Pour Isabelle Vuillet, cosecrétaire générale de la CGT-Educ’action, ces freins vont même apparaitre dès la phase de test : « Dans les départements ruraux, les élèves volontaires devront potentiellement faire beaucoup de trajet. » Le ministère assure que « la très grande majorité des lycées préfigurateurs dispose d’un internat » et que « localement, les collectivités territoriales (…) peuvent être alertées par le recteur sur la nécessité » d’intégrer la classe prépa-seconde « dans la planification des transports pour les élèves concernés ».
Un programme encore flou et un emploi du temps peu rempli
Concrètement, les élèves volontaires pour l’année 2024-2025 se verront proposer 27 heures de cours hebdomadaires, dont sept heures d’« enseignements méthodologiques et préparatoires à la suite du parcours », ainsi que du français, des mathématiques, de l’histoire-géographie ou encore des sciences.
Ces volumes horaires « ne peuvent pas permettre de surmonter des lacunes parfois profondes » chez ces élèves justement regroupés en raison de leurs difficultés, estime le Snes-FSU. Et le contenu du programme soulève aussi des questions. La note de service du ministère explique en effet qu’il doit être « spécifique à la classe » et conçu « collectivement à l’échelle de l’établissement ». En clair, il n’y aura pas de cadrage national, comme cela est le cas pour les autres classes. « On n’a aucune indication, aucun référentiel », regrette Isabelle Vuillet.

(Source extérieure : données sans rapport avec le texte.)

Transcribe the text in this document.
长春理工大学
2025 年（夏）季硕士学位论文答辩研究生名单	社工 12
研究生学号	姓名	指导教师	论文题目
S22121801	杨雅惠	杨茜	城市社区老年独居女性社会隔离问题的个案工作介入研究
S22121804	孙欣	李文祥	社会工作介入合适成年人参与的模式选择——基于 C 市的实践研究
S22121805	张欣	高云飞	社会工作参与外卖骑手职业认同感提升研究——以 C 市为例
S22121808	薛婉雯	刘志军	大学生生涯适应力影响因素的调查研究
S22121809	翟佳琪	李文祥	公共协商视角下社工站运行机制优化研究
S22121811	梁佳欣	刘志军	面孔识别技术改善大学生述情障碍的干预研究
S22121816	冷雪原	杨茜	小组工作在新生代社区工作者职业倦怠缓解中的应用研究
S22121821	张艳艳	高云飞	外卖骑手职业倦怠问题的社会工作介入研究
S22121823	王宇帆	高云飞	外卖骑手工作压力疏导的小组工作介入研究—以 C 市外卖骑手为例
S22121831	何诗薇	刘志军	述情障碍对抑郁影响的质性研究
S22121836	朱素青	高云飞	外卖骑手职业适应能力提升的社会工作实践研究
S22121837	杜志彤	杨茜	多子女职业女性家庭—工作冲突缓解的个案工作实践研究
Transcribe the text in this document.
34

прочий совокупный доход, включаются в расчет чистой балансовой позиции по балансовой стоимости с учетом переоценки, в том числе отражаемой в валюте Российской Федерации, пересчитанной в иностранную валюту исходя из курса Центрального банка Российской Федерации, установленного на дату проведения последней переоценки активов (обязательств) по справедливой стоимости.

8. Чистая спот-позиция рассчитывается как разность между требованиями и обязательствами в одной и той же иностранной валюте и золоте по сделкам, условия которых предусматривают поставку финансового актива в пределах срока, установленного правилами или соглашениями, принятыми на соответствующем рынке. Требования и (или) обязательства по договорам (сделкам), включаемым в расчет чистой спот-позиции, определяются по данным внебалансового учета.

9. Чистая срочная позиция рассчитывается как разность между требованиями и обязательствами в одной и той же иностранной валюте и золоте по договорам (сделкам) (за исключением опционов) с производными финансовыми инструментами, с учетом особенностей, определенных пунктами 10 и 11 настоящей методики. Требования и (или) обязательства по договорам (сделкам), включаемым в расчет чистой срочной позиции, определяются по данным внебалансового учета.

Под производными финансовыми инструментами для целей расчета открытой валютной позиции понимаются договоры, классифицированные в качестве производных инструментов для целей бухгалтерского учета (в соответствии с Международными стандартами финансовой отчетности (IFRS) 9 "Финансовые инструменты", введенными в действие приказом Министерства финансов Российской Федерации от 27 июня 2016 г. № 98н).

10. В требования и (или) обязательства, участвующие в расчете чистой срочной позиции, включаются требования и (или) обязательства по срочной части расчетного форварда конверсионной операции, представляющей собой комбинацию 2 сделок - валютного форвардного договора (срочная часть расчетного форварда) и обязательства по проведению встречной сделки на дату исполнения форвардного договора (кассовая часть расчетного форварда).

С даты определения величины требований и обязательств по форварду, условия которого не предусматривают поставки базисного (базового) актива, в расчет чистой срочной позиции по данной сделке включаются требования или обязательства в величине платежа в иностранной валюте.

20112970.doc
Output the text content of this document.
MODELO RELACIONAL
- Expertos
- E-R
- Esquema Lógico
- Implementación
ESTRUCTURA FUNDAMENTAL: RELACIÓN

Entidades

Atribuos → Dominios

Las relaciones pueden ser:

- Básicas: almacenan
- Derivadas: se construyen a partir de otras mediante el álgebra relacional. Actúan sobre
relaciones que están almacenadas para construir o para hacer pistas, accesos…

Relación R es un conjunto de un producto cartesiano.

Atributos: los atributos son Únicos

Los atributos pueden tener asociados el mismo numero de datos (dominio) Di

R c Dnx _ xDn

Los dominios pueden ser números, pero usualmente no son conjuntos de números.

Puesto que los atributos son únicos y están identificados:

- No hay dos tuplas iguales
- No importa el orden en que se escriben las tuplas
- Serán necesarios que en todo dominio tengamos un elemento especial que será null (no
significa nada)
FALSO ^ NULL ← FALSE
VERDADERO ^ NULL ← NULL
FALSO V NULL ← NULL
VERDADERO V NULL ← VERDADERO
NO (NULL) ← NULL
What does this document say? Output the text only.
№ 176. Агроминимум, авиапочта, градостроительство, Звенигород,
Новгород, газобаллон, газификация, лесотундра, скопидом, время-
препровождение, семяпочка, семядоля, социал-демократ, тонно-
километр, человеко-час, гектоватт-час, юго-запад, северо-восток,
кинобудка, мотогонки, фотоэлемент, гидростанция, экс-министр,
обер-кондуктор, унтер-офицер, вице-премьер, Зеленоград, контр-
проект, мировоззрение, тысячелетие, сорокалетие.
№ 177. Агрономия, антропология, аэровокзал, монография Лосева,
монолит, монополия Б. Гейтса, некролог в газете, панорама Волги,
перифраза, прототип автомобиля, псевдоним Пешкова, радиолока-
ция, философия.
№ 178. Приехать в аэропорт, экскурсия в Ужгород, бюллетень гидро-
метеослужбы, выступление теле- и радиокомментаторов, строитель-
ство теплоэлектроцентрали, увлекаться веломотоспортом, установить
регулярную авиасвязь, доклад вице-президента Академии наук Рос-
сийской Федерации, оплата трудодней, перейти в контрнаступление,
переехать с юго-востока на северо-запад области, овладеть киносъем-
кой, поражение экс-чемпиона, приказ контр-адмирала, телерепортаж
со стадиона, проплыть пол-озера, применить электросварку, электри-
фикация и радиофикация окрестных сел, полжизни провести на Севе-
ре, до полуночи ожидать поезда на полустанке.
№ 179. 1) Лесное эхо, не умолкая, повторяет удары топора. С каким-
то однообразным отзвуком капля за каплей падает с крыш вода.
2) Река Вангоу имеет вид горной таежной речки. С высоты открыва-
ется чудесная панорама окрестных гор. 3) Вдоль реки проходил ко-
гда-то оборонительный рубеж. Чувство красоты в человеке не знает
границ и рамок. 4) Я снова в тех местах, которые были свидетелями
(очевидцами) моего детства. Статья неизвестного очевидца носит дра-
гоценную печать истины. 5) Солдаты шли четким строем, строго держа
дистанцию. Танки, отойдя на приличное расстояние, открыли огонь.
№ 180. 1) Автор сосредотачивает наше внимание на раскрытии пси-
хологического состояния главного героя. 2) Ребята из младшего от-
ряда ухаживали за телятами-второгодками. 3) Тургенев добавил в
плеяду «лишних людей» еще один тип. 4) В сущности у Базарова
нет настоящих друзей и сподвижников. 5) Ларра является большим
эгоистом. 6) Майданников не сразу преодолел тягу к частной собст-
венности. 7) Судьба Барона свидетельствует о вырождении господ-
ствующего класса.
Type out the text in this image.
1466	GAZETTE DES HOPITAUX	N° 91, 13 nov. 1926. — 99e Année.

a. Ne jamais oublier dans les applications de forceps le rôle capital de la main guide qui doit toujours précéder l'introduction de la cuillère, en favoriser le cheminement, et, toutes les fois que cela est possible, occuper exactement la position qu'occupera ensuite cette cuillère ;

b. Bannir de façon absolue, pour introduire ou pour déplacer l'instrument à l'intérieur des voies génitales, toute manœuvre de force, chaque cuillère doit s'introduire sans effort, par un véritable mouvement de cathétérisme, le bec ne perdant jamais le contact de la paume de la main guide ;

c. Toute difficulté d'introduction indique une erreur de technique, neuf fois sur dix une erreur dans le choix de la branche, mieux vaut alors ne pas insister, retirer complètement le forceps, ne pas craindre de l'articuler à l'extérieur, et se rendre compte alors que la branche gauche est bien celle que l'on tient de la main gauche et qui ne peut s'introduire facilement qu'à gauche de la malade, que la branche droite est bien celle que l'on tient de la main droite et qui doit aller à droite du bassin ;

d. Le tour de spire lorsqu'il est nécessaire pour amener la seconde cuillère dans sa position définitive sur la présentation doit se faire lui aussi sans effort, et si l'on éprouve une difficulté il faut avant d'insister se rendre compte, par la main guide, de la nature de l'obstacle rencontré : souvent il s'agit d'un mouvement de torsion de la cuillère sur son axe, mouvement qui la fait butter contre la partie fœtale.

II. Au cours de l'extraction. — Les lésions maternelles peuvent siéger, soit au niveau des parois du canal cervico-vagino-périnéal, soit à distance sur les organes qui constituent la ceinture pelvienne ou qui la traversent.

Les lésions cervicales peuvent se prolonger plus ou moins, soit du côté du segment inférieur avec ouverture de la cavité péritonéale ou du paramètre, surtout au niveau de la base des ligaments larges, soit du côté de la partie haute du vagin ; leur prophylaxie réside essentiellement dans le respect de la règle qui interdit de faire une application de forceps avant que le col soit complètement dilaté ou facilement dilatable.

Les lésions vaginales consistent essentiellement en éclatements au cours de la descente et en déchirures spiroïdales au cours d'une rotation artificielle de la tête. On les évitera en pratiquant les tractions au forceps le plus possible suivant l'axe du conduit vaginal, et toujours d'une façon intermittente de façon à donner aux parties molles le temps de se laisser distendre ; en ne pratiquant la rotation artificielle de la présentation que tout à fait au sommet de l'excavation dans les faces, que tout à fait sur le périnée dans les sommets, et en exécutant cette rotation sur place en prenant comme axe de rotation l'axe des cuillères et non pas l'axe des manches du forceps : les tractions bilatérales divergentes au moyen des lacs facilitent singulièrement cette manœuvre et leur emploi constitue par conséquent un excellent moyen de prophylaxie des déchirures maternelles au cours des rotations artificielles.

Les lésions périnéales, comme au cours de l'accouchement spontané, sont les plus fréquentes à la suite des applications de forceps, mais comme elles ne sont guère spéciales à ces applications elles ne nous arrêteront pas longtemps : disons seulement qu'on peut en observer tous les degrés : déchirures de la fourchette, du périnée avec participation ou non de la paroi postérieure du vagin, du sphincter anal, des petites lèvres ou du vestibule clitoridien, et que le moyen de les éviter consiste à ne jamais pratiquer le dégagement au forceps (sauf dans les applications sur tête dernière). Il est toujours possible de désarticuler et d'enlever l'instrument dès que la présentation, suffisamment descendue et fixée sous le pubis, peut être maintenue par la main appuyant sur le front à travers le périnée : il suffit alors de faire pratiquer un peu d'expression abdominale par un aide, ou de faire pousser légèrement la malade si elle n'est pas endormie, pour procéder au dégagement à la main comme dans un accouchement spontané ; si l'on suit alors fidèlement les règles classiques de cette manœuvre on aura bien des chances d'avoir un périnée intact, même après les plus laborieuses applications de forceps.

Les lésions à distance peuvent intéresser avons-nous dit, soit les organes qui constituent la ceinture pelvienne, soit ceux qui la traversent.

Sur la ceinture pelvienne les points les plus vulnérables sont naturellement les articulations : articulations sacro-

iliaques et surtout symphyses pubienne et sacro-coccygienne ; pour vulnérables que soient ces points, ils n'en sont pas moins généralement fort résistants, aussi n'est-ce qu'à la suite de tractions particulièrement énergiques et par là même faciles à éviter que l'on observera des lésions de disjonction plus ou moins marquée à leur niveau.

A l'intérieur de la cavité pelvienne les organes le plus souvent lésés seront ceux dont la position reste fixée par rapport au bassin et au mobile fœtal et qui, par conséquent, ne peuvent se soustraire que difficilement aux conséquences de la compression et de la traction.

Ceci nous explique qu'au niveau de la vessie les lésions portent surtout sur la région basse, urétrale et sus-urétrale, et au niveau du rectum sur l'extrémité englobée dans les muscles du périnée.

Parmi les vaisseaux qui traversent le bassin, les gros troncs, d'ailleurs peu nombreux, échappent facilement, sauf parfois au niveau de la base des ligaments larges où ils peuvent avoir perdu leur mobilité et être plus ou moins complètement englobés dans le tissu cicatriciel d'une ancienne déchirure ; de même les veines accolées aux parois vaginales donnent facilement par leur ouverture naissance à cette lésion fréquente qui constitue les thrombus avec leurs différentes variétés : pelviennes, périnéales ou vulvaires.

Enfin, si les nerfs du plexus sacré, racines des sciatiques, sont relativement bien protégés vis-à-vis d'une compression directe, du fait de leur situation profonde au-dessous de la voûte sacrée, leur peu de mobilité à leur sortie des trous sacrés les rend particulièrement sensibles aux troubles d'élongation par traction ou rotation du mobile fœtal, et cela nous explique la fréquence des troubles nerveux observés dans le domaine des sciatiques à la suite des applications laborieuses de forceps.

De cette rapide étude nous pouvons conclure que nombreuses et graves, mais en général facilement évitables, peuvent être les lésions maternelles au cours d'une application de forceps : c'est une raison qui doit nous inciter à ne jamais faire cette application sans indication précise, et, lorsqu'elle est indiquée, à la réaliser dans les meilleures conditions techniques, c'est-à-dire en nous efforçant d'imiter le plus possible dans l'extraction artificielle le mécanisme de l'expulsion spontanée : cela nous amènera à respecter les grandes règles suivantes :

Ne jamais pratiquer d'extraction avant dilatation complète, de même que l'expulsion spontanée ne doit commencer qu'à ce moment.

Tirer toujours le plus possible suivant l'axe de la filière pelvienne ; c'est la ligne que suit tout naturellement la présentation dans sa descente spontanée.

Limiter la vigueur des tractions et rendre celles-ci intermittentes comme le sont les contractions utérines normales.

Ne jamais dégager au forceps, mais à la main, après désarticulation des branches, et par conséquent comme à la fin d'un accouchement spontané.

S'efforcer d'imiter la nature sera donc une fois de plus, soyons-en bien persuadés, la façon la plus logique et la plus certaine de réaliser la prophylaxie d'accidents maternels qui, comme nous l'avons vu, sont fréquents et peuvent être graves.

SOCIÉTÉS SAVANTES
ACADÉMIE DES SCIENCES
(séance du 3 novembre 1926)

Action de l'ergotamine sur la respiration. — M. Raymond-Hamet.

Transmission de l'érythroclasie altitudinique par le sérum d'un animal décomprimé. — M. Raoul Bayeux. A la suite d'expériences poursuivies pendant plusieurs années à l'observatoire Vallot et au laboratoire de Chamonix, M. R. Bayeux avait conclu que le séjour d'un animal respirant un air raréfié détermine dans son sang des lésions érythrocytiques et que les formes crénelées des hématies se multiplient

« Les collègues sont très inquiets car ils devront accueillir les élèves en faisant chacun à leur sauce. »Isabelle Vuillet, cosecrétaire générale de la CGT-Educ’action
à franceinfo
Si le ministère préconise un effectif réduit de 25 élèves maximum, sans pour autant en faire une obligation, ces classes s’annoncent également très hétérogènes. Elles pourront en effet accueillir « ensemble de futurs élèves de seconde des voies générale et technologique comme de la voie professionnelle », est-il précisé dans la foire aux questions ministérielle. Classes prépa-seconde, groupes de niveaux… Isabelle Vuillet craint « une accumulation de dispositifs » qui vont « échouer ». Avec cet autre risque : que « les enseignants perdent le sens du métier ».